Frau Präsidentin! Meine Damen und Herren! Es ist schon erstaunlich, welchen Ehrgeiz die SPD mittlerweile bei der Subventionsvergabe an den Tag legt und mit welcher Vehemenz sie dabei die Schaffung von Transparenz einfordert. Es ist noch gar nicht so lange her, da wurde nichts unversucht gelassen, gerade die Mittelverwendung so intransparent wie möglich zu gestalten. Dies betraf zum Beispiel das Projekt

HDO – das wird vermutlich jetzt auch für die Fachhochschule Gelsenkirchen gelten – und insbesondere natürlich den heimischen Steinkohlenbergbau, bei dem man als Regierungspartei gemeinsam mit der DSK das Parlament jahrzehntelang höchst erfolgreich „hinter die Fichte geführt“ hat.

Nachdem sich das Ende des Steinkohlenbergbaus abzeichnete, vollzog man eine Wende um 180 Grad: vom Saulus zum Paulus. Frau Kraft, genau dafür stehen Sie.

(Beifall von der FDP)

Minister Breuer hat letzte Woche eine Gesamtstatistik über die Verteilung der EU-Fördermittel der Förderperiode 2000 bis 2006 nach Regierungsbezirken, Kreisen und kreisfreien Städten veröffentlicht. Das nenne ich Transparenz.

Sie von der SPD sprechen in Ihrem Antrag durch deutsche Behörden zu Unrecht vergebene EUSubventionen an und fragen, wie darauf zu reagieren sei. – Gesetz und Rechtsprechung nennen hierzu klare Regeln. Rechtswidrige EUSubventionen können zurückgefordert werden. Bestandsschutz gibt es nicht.

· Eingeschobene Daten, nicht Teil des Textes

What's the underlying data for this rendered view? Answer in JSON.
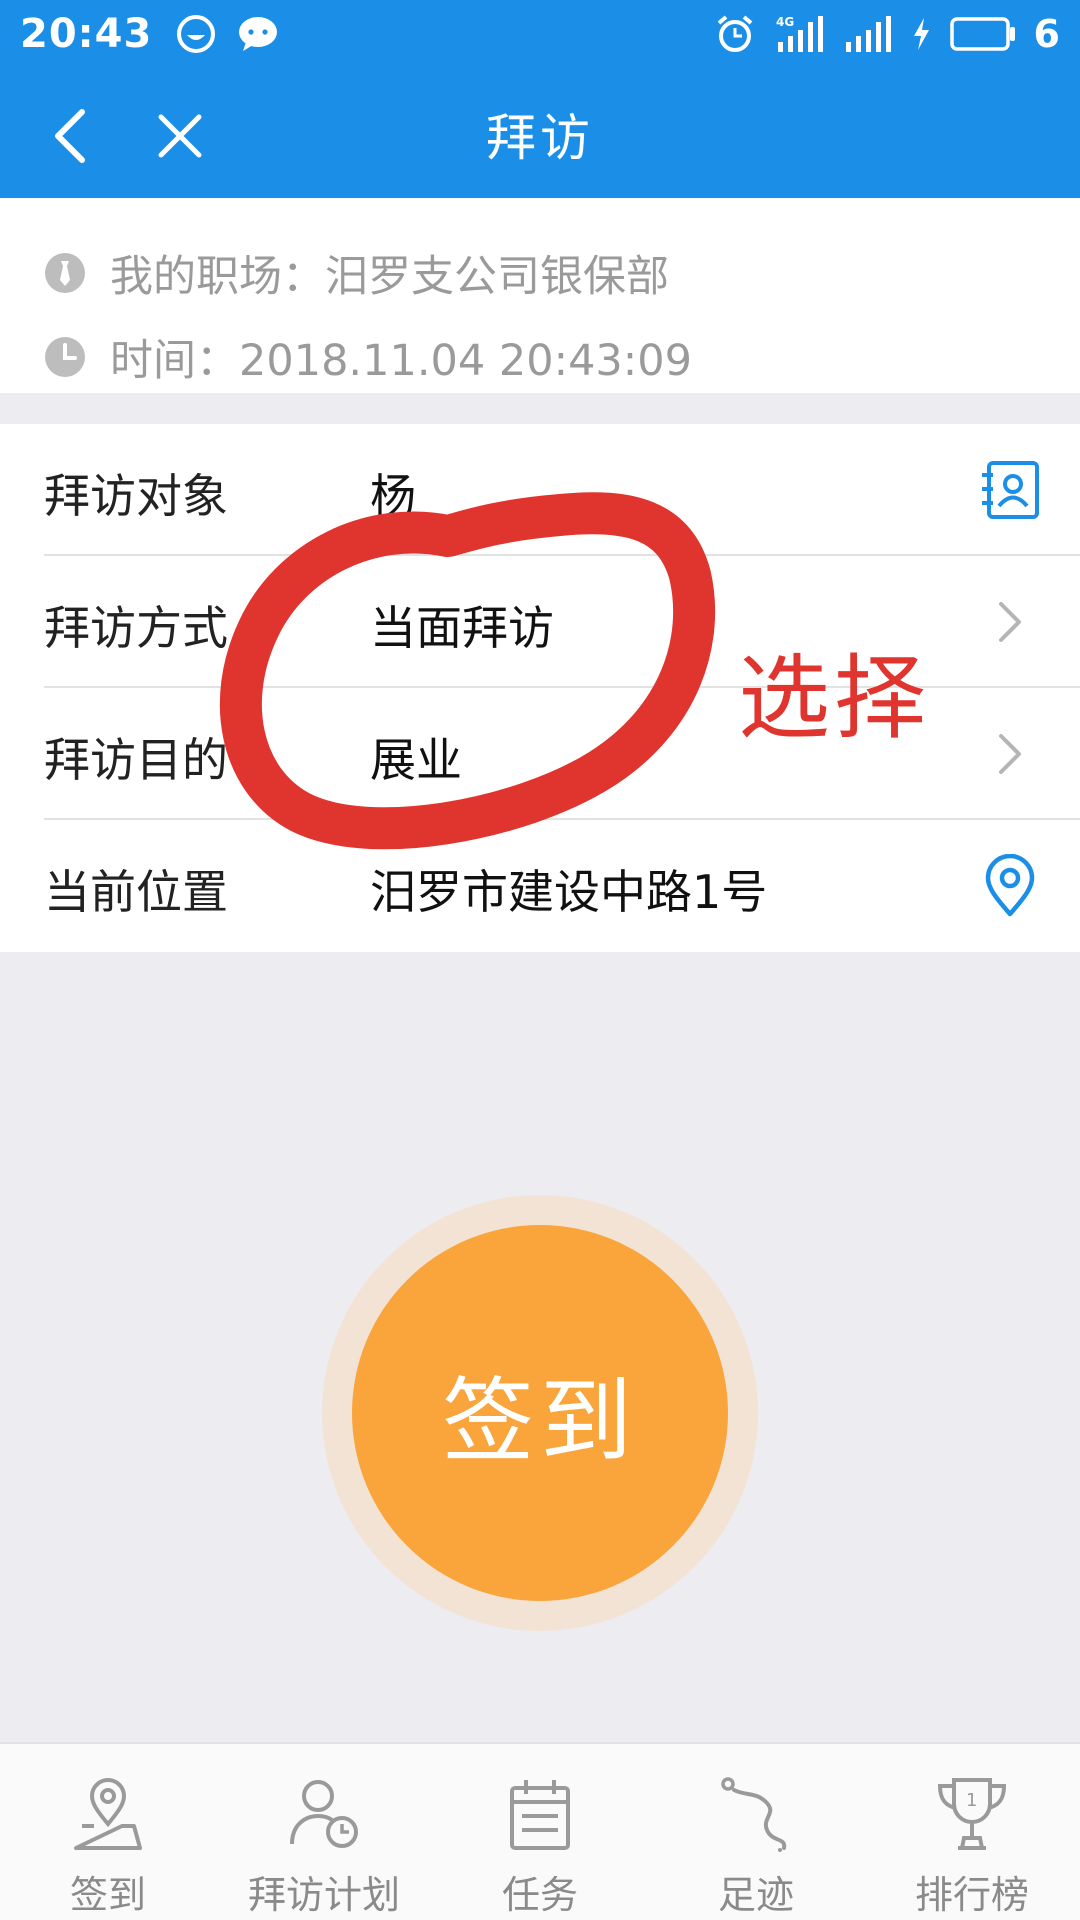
{
  "status_bar": {
    "time": "20:43",
    "battery": "6",
    "network": "4G"
  },
  "header": {
    "title": "拜访"
  },
  "info": {
    "workplace": "我的职场：汨罗支公司银保部",
    "time": "时间：2018.11.04 20:43:09"
  },
  "form": {
    "rows": [
      {
        "label": "拜访对象",
        "value": "杨"
      },
      {
        "label": "拜访方式",
        "value": "当面拜访"
      },
      {
        "label": "拜访目的",
        "value": "展业"
      },
      {
        "label": "当前位置",
        "value": "汨罗市建设中路1号"
      }
    ]
  },
  "annotation": {
    "text": "选择",
    "color": "#e0342e"
  },
  "signin": {
    "label": "签到",
    "color": "#faa53c"
  },
  "tabs": [
    {
      "label": "签到",
      "icon": "location-map-icon"
    },
    {
      "label": "拜访计划",
      "icon": "user-clock-icon"
    },
    {
      "label": "任务",
      "icon": "calendar-task-icon"
    },
    {
      "label": "足迹",
      "icon": "footprint-path-icon"
    },
    {
      "label": "排行榜",
      "icon": "trophy-icon"
    }
  ],
  "theme": {
    "primary": "#1b8fe8",
    "background": "#ededf1"
  }
}
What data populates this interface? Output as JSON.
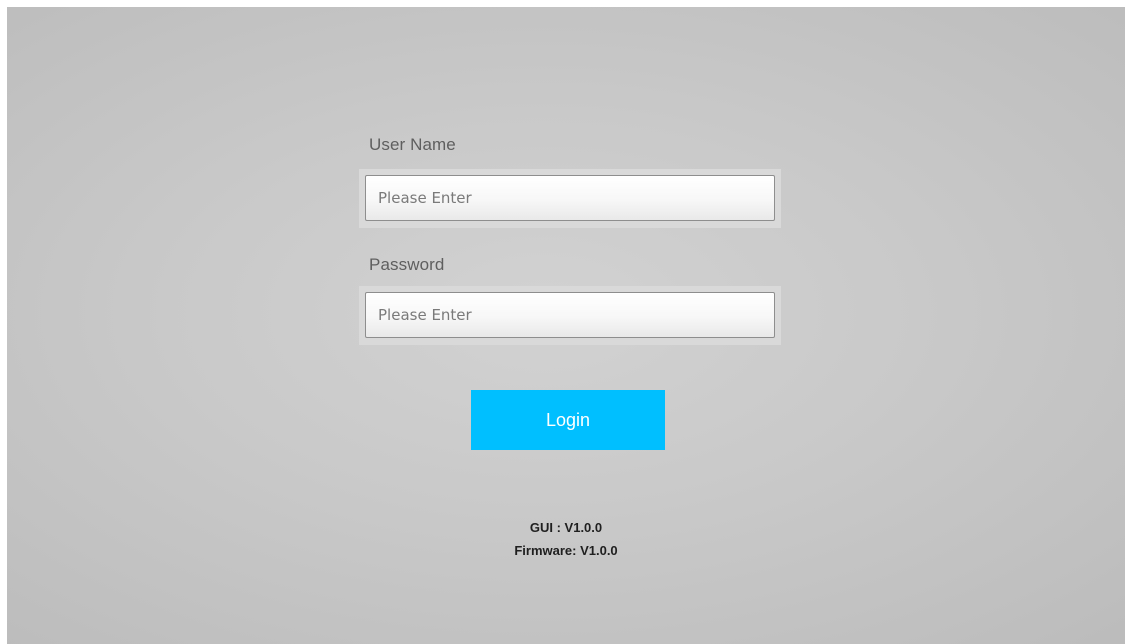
{
  "login_form": {
    "username": {
      "label": "User Name",
      "value": "",
      "placeholder": "Please Enter"
    },
    "password": {
      "label": "Password",
      "value": "",
      "placeholder": "Please Enter"
    },
    "login_label": "Login"
  },
  "version_info": {
    "gui": "GUI : V1.0.0",
    "firmware": "Firmware: V1.0.0"
  },
  "colors": {
    "accent": "#00bfff",
    "background": "#c9c9c9"
  }
}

Zurück zur Transparenz! Die EU-Kommission hat am 8. November 2005 eine Transparenzinitiative und am 3. Mai letzten Jahres das Grünbuch „Europäische Transparenzinitiative“ vorgelegt. Damit verfolgt man unter anderem das Ziel, Informationen über nationale Zuwendungsempfänger der EU-Fördergelder offenzulegen. Wir haben hierzu bereits im September ausführlich debattiert: erst zu einem entsprechenden Antrag der Grünen und nur zwei Wochen später zu einem Papier der SPD – so nenne ich es mal – mit von der FDPBundestagsfraktion geliehenen Inhalten.

(Wolfram Kuschke [SPD]: Sehr gute Inhalte!)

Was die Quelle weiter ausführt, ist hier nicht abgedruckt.